The what-ifs will especially be relevant if National forms the government after the next election.
What if he had stayed on and had become Christopher Luxon's Finance Minister?
What if the National caucus had held its nerve and not replaced him in an election year with an unproven rookie and the political train wreck that ensued.
Bridges maintained a high poll rating for National, until Covid-19 appeared in election year, largely because he was able to pick and prosecute issues that mattered.
Not that that talent was appreciated within his own caucus.
The pandemic gave Jacinda Ardern a greater leadership opportunity than that handed to her by Winston Peters when he made her Prime Minister in 2017.
Bridges was consigned to irrelevancy and occasionally when his support for the patriotic war against Covid went off-key, opprobrium.
Bridges' initial win in the five-way leadership contest on February 2018 was a stunning victory against party heavyweights, including Steven Joyce and Amy Adams, soon after National lost power.
It was his finest political achievement by someone who had no powerful patrons in the party where such things matter. No one was whispering in his ear, telling him he could be Prime Minister one day.

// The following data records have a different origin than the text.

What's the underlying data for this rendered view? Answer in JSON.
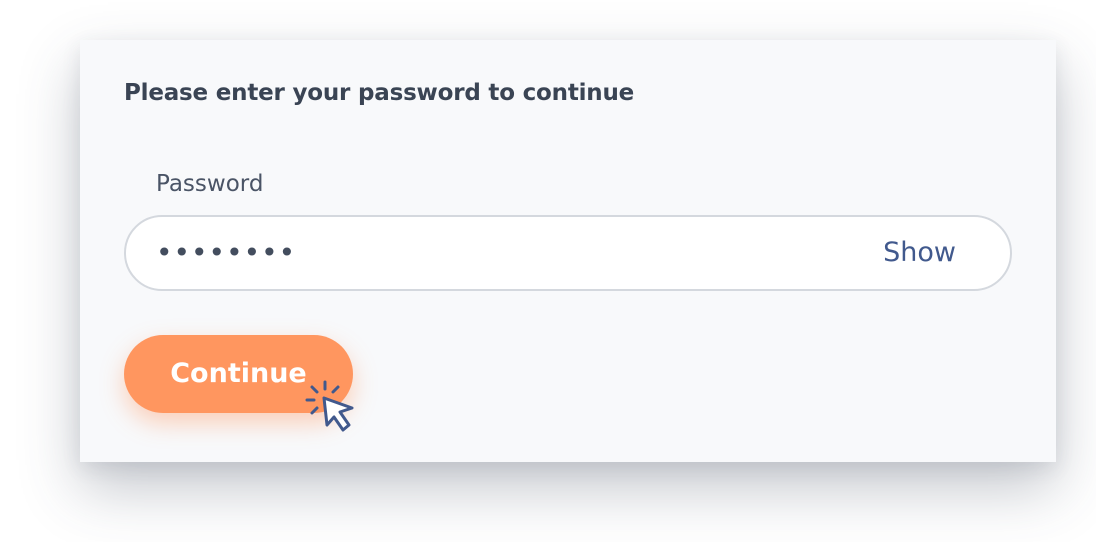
{
  "dialog": {
    "heading": "Please enter your password to continue",
    "password_label": "Password",
    "password_value": "••••••••",
    "show_label": "Show",
    "continue_label": "Continue"
  },
  "icons": {
    "cursor": "pointer-cursor-icon"
  },
  "colors": {
    "card_background": "#f8f9fb",
    "primary_button": "#ff965f",
    "show_link": "#41598d",
    "text": "#3a4454",
    "input_border": "#d4d8de"
  }
}
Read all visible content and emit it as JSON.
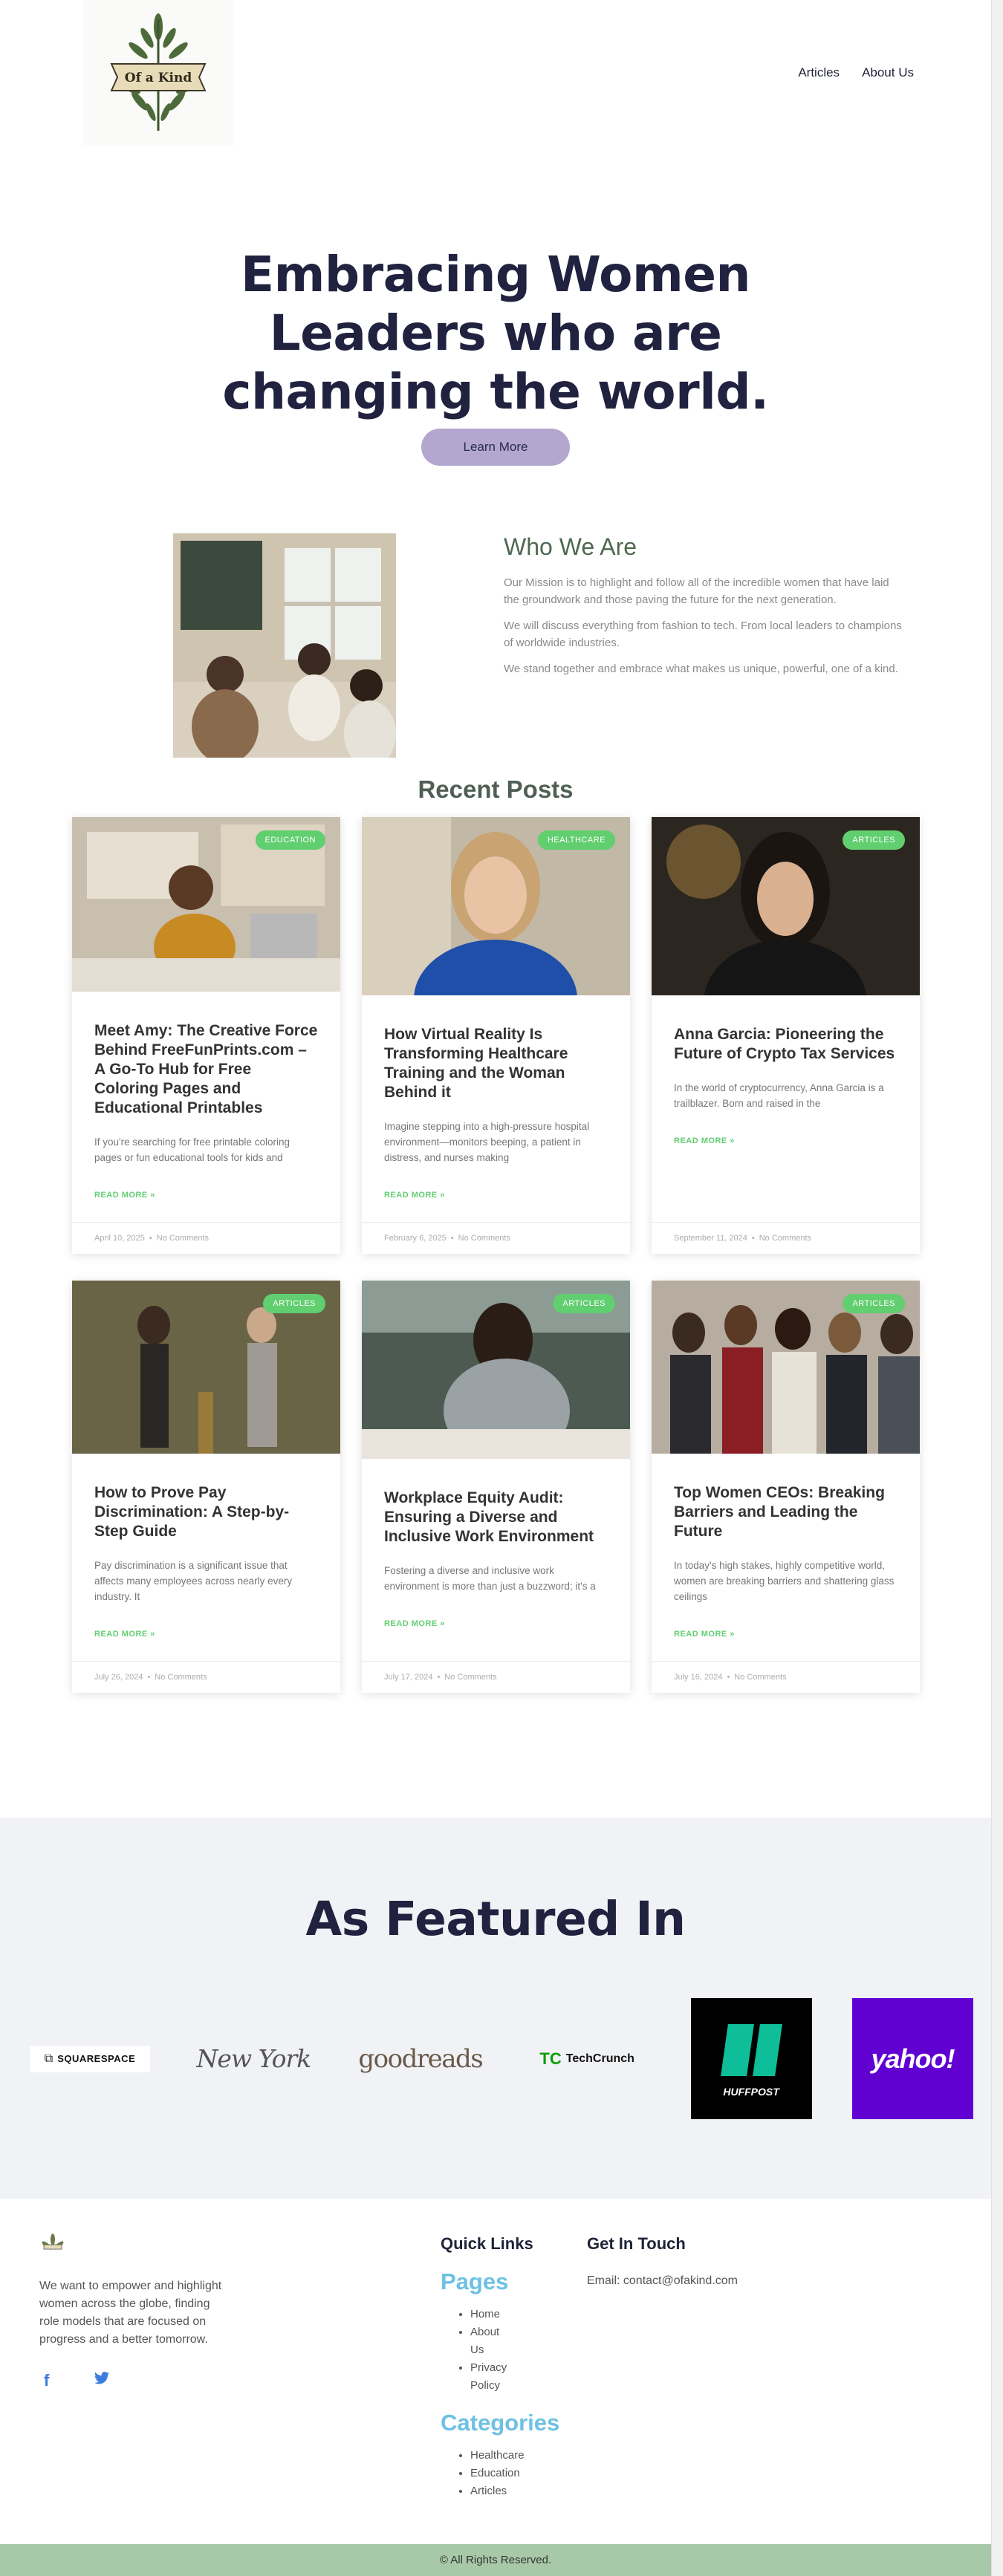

The leadership vote in May 2020 by Todd Muller was close but Bridges could not muster enough loyalty to survive a challenge.
The path to redemption seemed to be suiting Bridges, not least because of the stunning success of his book, National Identity.
It was written in the raw aftermath of the leadership loss and was disarmingly frank about his sense of being an outsider, his identity as a Māori, a lawyer, a Christian, father and husband.
Bridges has been a better politician since then. He has been unconstrained and had the confidence of saying what he thinks instead of what he thinks he should say, and the experience to make it count.
He was more relaxed, and he was better liked – across the House.
He was going to be an important bridge between National and Māori voters.
When former leader Judith Collins tried to smear Bridges over an historic off-colour joke, there was immediate doubt about it. It precipitated her downfall as leader but Luxon replaced her and Bridges accepted Finance.
It must have been difficult for Bridges to sit in the leadership team, having been there himself, and having to work closely with two of the people who had toppled him, Nicola Willis and Chris Bishop.
Despite being only 45, Bridges' departure will leave a large hole in National. He is one of the most experienced MPs and held senior portfolios in the Cabinet.
But leaving now will give him the chance at the third career after the law and politics, in a role yet to be revealed.
Whatever the job is that lured him away from politics - and it was clear from his press conference that he has a job to go to – he is likely to have a high impact.